Por esse motivo, o estudo buscou identificar biomarcadores que possam servir como alvos em futuras terapias, melhorando o prognóstico de pacientes com diferentes graus da doença. “No Brasil, apenas 2% das pessoas que sofrem um AVC recebem o tratamento adequado, enquanto o restante dos pacientes volta para casa com sequelas porque não consegue receber o tratamento a tempo. Então nós começamos a nos questionar se não haveria outros marcadores nessa doença que pudessem trazer uma luz sobre as formas de prevenção e cuidado. E uma das nossas ideias foi estudar a relação do AVC com a microbiota intestinal”, relata o pesquisador.
Há mais de 15 anos, o Laboratório de Investigação Clínica em Resistência à Insulina (Licri), coordenado por Saad, estuda a microbiota intestinal porque essas bactérias desempenham um papel relevante no desencadeamento da resistência à insulina em pessoas obesas e diabéticas. Ao longo dessas pesquisas, os cientistas constataram que a microbiota, em conjunto com o tecido adiposo, também contribui para um fenômeno inflamatório subclínico – mais brando e crônico do que as inflamações clínicas – nesses pacientes. Como a inflamação e a diabetes também representam fatores de risco para o AVC, os autores começaram a se questionar se essa microbiota influenciaria de alguma forma a gravidade dos casos de AVC.

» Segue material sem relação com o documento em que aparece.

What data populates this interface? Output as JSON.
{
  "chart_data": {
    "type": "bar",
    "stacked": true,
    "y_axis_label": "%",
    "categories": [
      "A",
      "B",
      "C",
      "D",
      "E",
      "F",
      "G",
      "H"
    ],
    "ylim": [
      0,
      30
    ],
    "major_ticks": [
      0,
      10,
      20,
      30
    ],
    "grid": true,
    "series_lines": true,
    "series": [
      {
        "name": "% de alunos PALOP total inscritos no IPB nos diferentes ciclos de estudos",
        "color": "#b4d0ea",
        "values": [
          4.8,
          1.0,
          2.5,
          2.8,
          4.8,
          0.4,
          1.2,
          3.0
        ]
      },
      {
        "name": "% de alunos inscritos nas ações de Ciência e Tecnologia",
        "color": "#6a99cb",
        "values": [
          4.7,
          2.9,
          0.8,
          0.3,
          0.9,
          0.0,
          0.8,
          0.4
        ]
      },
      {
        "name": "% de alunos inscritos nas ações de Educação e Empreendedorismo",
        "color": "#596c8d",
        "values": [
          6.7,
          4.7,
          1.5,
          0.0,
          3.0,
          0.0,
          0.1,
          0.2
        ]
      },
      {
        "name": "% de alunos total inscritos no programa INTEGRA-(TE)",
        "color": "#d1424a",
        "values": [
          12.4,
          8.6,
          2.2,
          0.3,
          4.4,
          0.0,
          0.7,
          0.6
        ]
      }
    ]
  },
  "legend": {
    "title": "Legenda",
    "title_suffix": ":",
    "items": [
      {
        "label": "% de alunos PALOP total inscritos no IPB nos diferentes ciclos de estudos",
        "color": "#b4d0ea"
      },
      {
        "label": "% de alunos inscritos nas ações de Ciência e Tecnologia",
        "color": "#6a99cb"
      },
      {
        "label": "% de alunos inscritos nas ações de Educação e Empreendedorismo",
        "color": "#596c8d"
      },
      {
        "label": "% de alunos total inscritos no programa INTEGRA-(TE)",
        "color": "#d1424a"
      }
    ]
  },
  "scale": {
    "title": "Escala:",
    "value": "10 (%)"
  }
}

Paradoxalmente, os autores descobriram que, apesar da tendência à inflamação, os casos mais graves da doença também apresentaram um aumento de bactérias e proteínas anti-inflamatórias no intestino. Embora não tenha sido eficaz o suficiente para amenizar o quadro clínico, esse efeito demonstrou que o organismo possui mecanismos de defesa mais ágeis do que se acreditava, uma vez que a coleta de amostras deu-se na fase aguda da doença. “A nossa surpresa foi ver que o grupo com o fenômeno inflamatório mais marcante já tinha uma resposta anti-inflamatória evidente. É impressionante a rapidez com que o organismo se dá conta de que a homeostasia [capacidade de um organismo de manter um ambiente interno constante] rompeu-se e de que precisa responder rapidamente”, comenta Saad.
A partir desses resultados, os autores acreditam ser possível desenvolver formas de prevenção para os casos mais graves de AVC, por meio da modulação da microbiota intestinal e da administração de medicamentos como bloqueadores de citocinas inflamatórias, moléculas produzidas pelo sistema imunológico e que provocam inflamação. No caso da modulação da microbiota, os probióticos existentes hoje em dia ainda não conseguem resolver o problema, mas uma dieta rica em fibras, como a mediterrânea, já empregada na prevenção de doenças vasculares, pode oferecer uma alternativa para desenvolver uma microbiota intestinal menos inflamatória.